IV. Performance Award Opportunity

	 	 	The Organization and Compensation Committee of the Board of Directors will establish Threshold,
Target and Maximum financial target levels for each corporate and business unit.

	 	 	The award opportunity for each eligible participant will be approved by either the Organization
and Compensation Committee or Senior Management.

	 	 	For the entire Performance Period 2006 through 2008, the target opportunity will be a single
(1x) opportunity for Corporate and all business units.

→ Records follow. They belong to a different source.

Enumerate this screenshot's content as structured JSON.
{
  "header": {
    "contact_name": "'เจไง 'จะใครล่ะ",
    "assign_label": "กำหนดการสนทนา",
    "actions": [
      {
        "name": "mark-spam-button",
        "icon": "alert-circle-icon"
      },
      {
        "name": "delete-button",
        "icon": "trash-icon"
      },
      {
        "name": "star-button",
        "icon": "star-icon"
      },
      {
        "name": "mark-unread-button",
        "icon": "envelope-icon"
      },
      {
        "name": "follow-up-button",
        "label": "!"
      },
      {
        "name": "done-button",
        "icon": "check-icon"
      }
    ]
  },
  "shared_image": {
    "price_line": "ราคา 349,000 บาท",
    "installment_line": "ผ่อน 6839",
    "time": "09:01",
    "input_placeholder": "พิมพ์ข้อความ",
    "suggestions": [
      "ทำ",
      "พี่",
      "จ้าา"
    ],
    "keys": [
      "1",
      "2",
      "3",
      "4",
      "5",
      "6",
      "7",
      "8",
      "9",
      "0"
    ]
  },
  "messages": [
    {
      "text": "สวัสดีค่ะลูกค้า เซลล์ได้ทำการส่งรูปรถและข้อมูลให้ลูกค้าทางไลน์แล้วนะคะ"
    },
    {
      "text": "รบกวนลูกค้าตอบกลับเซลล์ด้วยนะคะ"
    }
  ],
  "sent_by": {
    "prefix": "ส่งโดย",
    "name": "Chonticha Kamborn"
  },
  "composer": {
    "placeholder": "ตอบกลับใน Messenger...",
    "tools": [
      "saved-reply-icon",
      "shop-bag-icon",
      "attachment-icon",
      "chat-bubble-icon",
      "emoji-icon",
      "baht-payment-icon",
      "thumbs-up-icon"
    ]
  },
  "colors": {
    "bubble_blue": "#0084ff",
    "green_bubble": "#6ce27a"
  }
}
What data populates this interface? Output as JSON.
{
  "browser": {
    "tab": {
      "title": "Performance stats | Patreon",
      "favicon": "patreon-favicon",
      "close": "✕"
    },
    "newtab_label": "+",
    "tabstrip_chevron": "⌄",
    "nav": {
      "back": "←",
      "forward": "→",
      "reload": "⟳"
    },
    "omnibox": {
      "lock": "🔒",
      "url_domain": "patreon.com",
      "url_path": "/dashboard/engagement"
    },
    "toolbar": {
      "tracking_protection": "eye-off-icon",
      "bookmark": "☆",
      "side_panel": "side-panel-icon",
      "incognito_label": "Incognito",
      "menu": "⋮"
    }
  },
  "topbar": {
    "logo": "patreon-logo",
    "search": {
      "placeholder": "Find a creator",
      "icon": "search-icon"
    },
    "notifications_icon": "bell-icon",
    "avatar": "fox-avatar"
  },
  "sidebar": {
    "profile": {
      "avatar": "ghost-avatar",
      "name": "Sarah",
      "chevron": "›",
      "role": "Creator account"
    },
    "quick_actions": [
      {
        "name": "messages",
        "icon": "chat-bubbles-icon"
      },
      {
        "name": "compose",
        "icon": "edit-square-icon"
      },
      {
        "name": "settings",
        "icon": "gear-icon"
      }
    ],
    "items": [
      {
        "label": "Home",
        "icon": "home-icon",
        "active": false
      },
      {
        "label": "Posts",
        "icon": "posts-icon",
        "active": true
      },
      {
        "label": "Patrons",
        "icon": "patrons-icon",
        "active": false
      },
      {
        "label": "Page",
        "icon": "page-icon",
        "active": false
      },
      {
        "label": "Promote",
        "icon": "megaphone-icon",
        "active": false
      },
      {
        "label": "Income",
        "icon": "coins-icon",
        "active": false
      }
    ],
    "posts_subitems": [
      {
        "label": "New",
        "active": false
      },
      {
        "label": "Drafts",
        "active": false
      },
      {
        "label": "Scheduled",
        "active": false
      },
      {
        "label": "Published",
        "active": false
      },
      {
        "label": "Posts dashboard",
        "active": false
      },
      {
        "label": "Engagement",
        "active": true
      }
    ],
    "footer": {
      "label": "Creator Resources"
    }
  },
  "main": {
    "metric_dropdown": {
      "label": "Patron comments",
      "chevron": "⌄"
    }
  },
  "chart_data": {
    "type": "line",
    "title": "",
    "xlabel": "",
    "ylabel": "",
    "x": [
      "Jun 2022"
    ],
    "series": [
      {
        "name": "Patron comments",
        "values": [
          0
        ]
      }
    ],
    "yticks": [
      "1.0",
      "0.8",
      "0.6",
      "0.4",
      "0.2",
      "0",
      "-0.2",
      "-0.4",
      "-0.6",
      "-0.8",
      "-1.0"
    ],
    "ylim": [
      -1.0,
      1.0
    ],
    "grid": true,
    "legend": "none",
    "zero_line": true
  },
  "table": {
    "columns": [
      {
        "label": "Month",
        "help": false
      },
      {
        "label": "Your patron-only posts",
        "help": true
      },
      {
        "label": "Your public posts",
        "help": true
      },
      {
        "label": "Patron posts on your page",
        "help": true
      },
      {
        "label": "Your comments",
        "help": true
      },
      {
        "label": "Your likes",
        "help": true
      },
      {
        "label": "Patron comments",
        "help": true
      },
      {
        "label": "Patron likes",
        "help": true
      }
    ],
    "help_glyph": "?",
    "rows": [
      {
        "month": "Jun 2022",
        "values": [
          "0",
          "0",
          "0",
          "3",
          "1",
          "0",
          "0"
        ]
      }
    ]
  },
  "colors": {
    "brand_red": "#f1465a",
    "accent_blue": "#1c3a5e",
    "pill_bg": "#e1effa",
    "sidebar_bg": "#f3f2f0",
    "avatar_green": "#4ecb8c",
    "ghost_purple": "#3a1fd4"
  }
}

	 	 	Awards will commence once the Threshold level has been attained. 100% of the opportunity will be
awarded at Target and 150% will be awarded at Maximum. Award amounts for levels of achievement
between Threshold and Target and between Target and Maximum will be prorated according to the
approved target schedule.

	 	 	LTIP targets have been established on the basis of cumulative operating profit. The targets are
attached hereto as Exhibit A.

	 	 	Awards will be prorated for transfers between business units and/or corporate during the
Performance Period, assuming grade level remains the same. Such proration will be determined by
the length of service in each unit during the Performance Period.

V. Payment

	 	 	The intent of this Plan is to have payment in a form of Company stock (i.e., performance
restricted shares). The use of Company stock is contingent upon Shareholder approval of the
2006 Stock Plan which will not be available until May 2,

-2-

 

2006. Grants will be made effective that date. Payment will be made no later than March 15,
2009.

VI. General Provisions

	 	 	The Board of Directors, through its Organization and Compensation Committee, shall have final
and conclusive authority for interpretation, application and possible modification of this Plan
or its established targets. The Board of Directors reserves the right to amend or terminate the
Plan at any time.

	 	 	This plan is not a contract of employment.